IRS Issues Interim Guidance on Parking Expenses for Not-for-Profit Organizations
When the Tax Cuts and Jobs Act (TCJA) made qualified transportation fringe benefits (QTFs) nondeductible, it changed how parking expenses are treated. Recently, the IRS released interim guidance (Notice 2018-99) on how not-for-profit organizations can determine the amount of these expenses that must be treated as an increase in unrelated business taxable income (UBTI) as of Jan. 1, 2018.
Qualified parking is defined in the Internal Revenue Code as parking provided to an employee either a) on or near the business premises of the employer, or b) on or near a location from which the employee commutes to work.

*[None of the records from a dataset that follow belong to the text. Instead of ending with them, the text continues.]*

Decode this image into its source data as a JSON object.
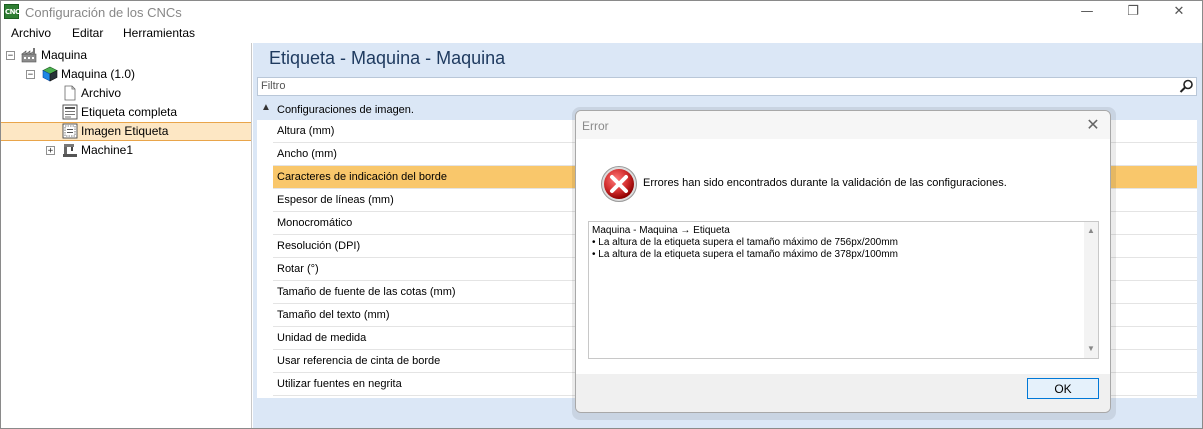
{
  "window": {
    "title": "Configuración de los CNCs",
    "app_icon_text": "CNC",
    "controls": {
      "minimize": "—",
      "maximize": "❐",
      "close": "✕"
    }
  },
  "menubar": {
    "items": [
      {
        "label": "Archivo"
      },
      {
        "label": "Editar"
      },
      {
        "label": "Herramientas"
      }
    ]
  },
  "tree": {
    "items": [
      {
        "label": "Maquina",
        "expander": "−",
        "icon": "factory-icon"
      },
      {
        "label": "Maquina (1.0)",
        "expander": "−",
        "icon": "cube-icon"
      },
      {
        "label": "Archivo",
        "icon": "document-icon"
      },
      {
        "label": "Etiqueta completa",
        "icon": "label-icon"
      },
      {
        "label": "Imagen Etiqueta",
        "icon": "label-image-icon",
        "selected": true
      },
      {
        "label": "Machine1",
        "expander": "+",
        "icon": "cnc-machine-icon"
      }
    ]
  },
  "main": {
    "title": "Etiqueta - Maquina - Maquina",
    "filter_placeholder": "Filtro",
    "group_label": "Configuraciones de imagen.",
    "properties": [
      {
        "label": "Altura (mm)"
      },
      {
        "label": "Ancho (mm)"
      },
      {
        "label": "Caracteres de indicación del borde",
        "selected": true
      },
      {
        "label": "Espesor de líneas (mm)"
      },
      {
        "label": "Monocromático"
      },
      {
        "label": "Resolución (DPI)"
      },
      {
        "label": "Rotar (°)"
      },
      {
        "label": "Tamaño de fuente de las cotas (mm)"
      },
      {
        "label": "Tamaño del texto (mm)"
      },
      {
        "label": "Unidad de medida"
      },
      {
        "label": "Usar referencia de cinta de borde"
      },
      {
        "label": "Utilizar fuentes en negrita"
      }
    ]
  },
  "dialog": {
    "title": "Error",
    "close": "✕",
    "message": "Errores han sido encontrados durante la validación de las configuraciones.",
    "details": [
      "Maquina - Maquina → Etiqueta",
      "• La altura de la etiqueta supera el tamaño máximo de 756px/200mm",
      "• La altura de la etiqueta supera el tamaño máximo de 378px/100mm"
    ],
    "ok_label": "OK"
  },
  "colors": {
    "selection": "#f9c76b",
    "tree_selection": "#fde7c4",
    "panel_bg": "#dbe7f6",
    "accent": "#0078d7",
    "error_red": "#d32f2f"
  }
}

The guidance discusses how to calculate the UBTI in two different situations: paying a third-party for employee parking spots and owning or leasing the parking facility (or a portion of it). The IRS notice defines parking facilities as “indoor and outdoor garages and other structures, as well as parking lots and other areas, where employees may park on or near the business premises of the employer or on or near a location from which the employee commutes to work.”

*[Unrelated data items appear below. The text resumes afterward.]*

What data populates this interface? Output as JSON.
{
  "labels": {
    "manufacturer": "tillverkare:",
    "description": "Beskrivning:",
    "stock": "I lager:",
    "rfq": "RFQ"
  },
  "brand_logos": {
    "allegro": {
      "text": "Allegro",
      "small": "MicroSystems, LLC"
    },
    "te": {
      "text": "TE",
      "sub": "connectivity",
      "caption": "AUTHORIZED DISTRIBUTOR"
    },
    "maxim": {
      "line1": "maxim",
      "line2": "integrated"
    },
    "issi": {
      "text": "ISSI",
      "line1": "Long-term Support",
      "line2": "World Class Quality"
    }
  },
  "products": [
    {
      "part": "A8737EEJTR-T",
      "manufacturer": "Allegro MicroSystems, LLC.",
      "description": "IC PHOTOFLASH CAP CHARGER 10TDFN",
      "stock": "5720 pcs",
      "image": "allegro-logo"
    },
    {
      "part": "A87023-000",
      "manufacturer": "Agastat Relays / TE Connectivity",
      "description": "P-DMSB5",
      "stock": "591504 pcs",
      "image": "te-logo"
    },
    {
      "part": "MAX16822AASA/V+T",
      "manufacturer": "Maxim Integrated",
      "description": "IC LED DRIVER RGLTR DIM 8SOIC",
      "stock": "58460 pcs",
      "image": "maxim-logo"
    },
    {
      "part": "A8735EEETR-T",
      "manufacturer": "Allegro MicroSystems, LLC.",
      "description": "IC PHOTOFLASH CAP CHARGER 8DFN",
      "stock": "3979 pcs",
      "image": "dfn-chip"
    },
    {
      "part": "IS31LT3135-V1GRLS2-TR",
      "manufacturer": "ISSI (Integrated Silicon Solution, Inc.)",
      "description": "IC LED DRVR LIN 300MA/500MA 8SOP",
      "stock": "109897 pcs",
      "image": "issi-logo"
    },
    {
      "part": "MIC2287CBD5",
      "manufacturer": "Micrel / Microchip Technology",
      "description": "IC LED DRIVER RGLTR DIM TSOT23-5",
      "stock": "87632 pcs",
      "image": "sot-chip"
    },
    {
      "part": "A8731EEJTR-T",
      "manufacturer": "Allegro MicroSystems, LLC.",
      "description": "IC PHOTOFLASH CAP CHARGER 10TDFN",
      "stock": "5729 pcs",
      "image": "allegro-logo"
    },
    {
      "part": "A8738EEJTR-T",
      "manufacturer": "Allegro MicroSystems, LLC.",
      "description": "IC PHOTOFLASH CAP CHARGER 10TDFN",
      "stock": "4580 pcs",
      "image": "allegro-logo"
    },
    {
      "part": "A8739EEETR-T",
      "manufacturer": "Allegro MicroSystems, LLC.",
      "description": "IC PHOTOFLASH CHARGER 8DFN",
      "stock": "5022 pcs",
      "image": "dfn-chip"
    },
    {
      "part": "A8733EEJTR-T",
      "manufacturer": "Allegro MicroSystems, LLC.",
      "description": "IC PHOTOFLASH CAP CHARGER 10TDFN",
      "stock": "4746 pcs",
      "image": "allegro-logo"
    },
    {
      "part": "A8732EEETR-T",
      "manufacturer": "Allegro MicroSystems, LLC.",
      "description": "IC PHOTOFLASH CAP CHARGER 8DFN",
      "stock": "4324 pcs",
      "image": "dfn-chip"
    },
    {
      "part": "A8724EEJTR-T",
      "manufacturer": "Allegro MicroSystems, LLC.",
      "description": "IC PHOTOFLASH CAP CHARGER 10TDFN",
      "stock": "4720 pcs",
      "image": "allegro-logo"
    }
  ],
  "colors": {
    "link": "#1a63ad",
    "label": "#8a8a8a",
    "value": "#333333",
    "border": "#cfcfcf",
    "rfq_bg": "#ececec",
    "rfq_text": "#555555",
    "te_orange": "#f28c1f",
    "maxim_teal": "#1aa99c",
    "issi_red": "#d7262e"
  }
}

The first situation is fairly straightforward. If an organization pays a fee to a third party for its employees’ parking spots, then that amount is how much UBTI it has.
If an organization falls into the second category (owning or leasing a parking facility), it is permitted to use any reasonable method for calculating UBTI. However, the IRS has presented a four-step calculation, which involves an analysis of how the parking area is used and then an allocation of expenses.

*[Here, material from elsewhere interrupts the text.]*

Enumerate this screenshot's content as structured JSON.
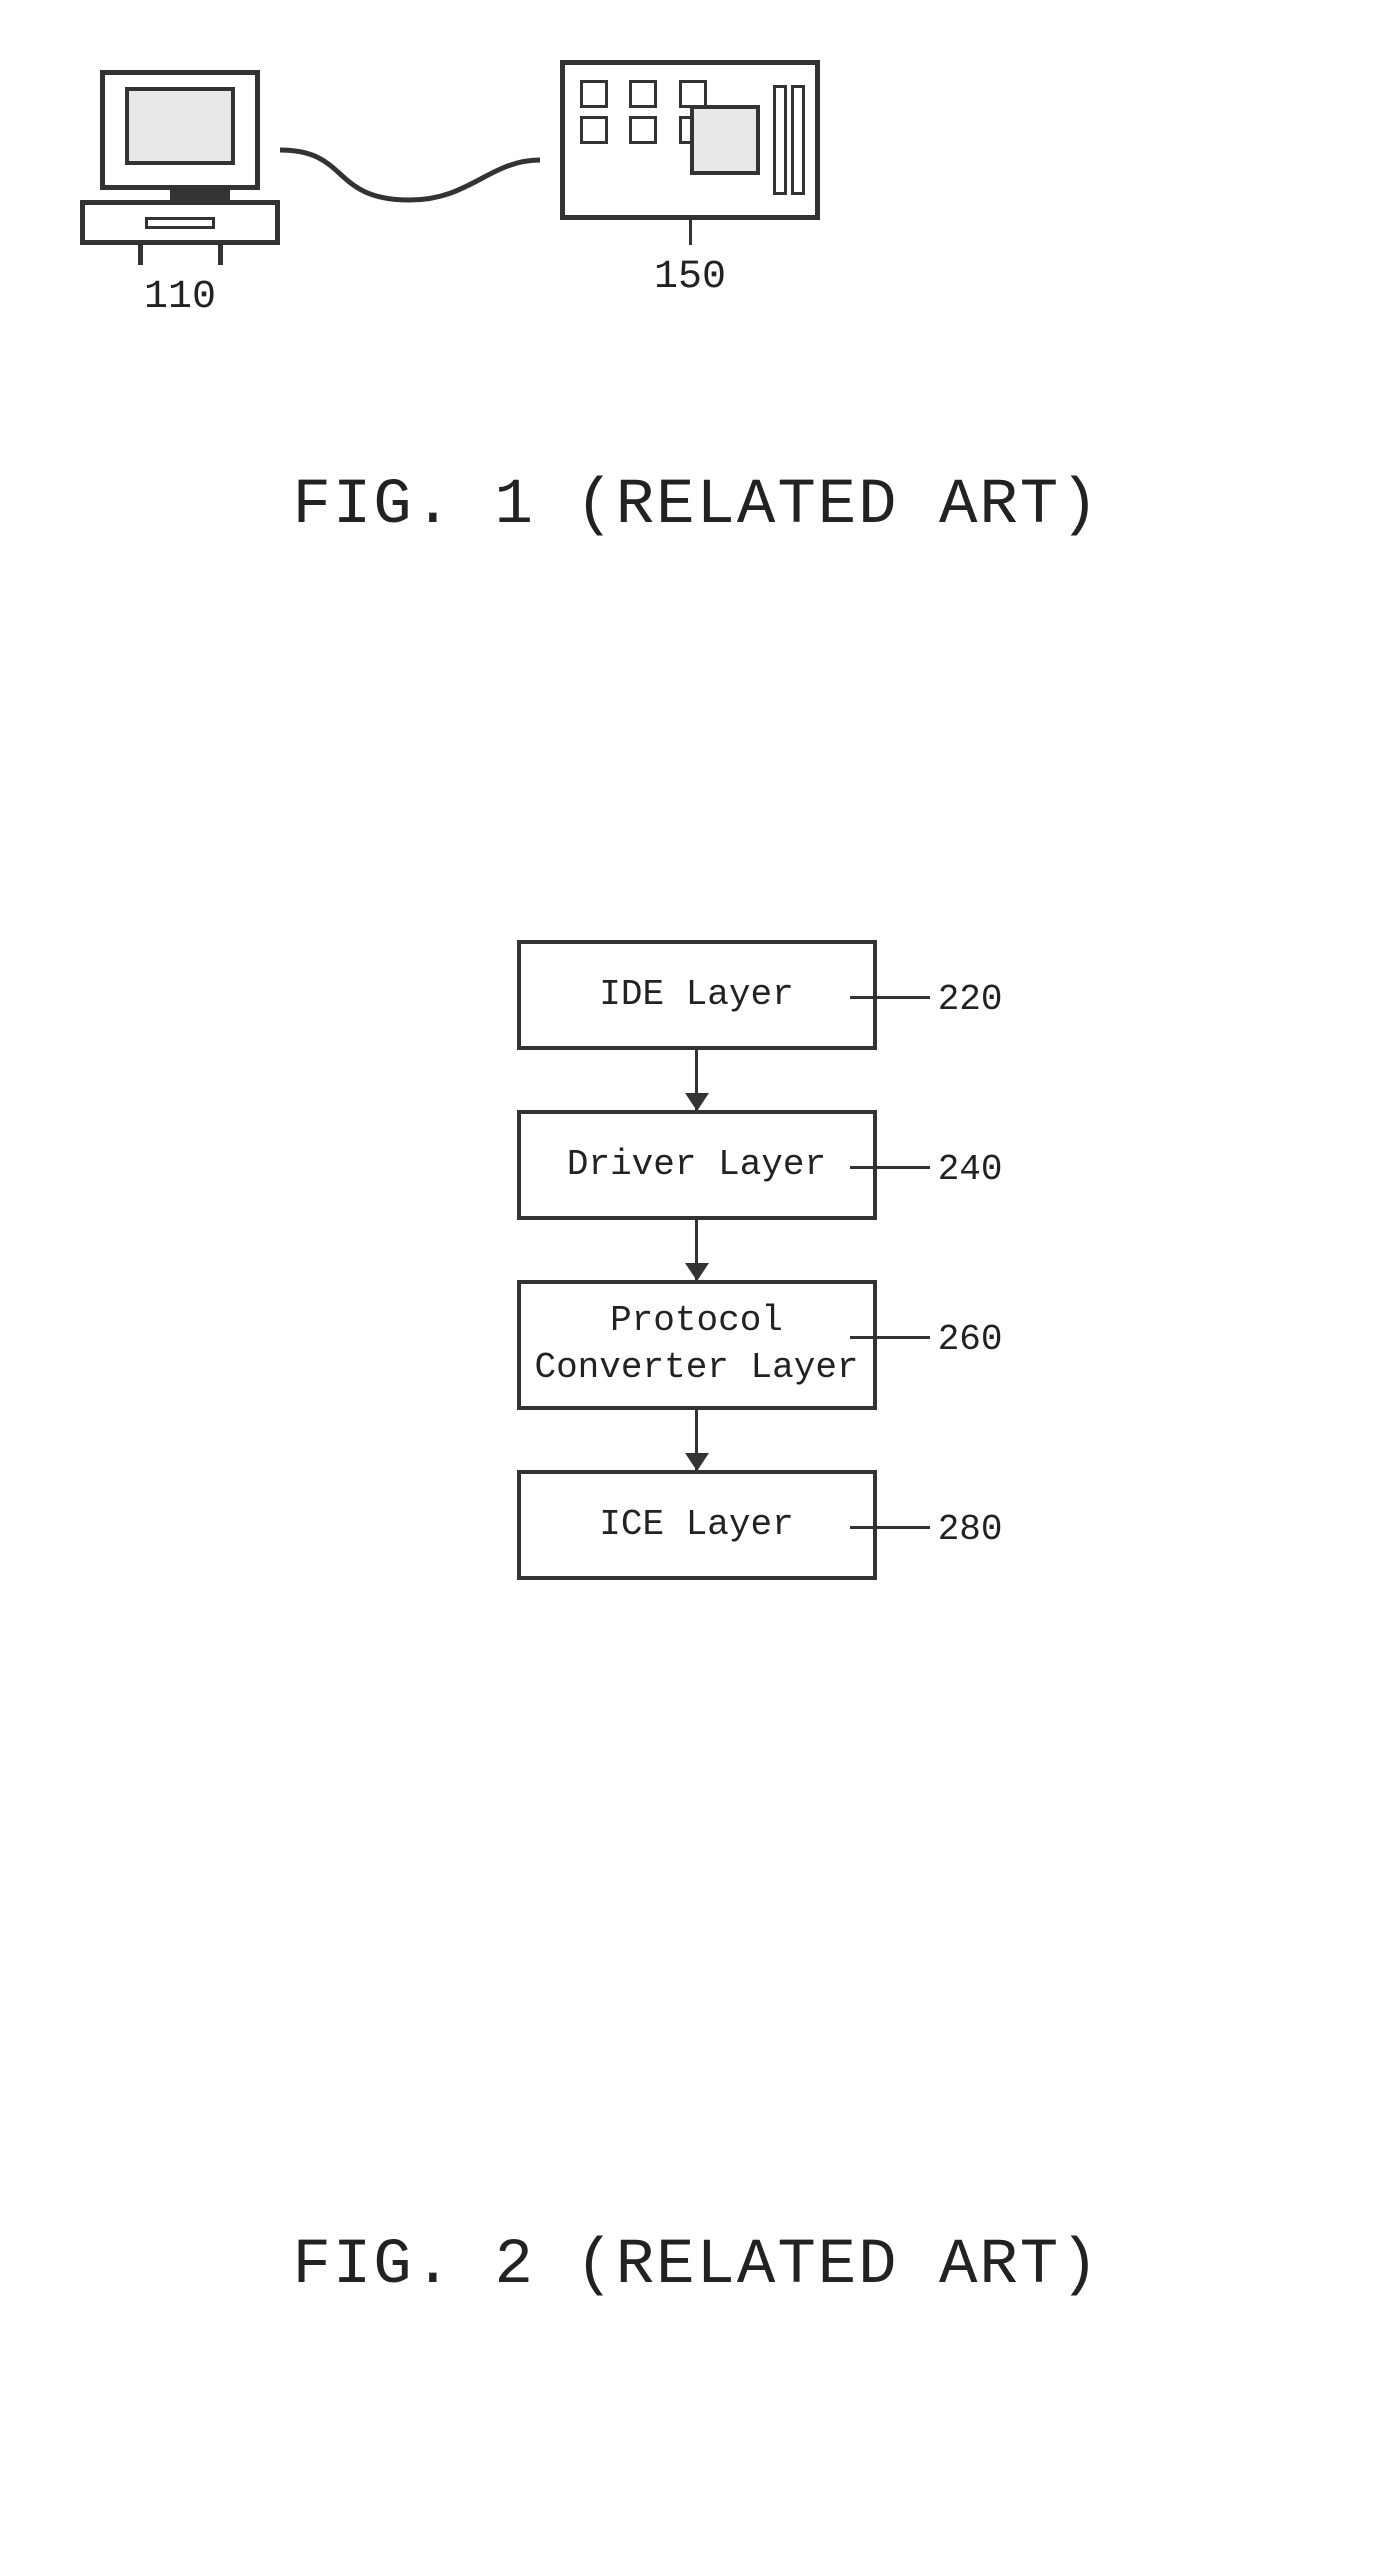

According to the IRS, total parking expenses include, but are not limited to, repairs, maintenance, utility costs, insurance, property taxes, interest, snow and ice removal, leaf removal, trash removal, cleaning, landscape costs, parking lot attendant expenses, security, rent or lease payments, or a portion of a rent or lease payment. It is important to note that depreciation on a parking facility is an allowance for exhaustion, wear, and tear – not a parking expense.
While this interim guidance still leaves many questions unanswered, the IRS and Treasury Department stated that they do intend to publish regulations and are seeking public input through Feb. 22, 2019.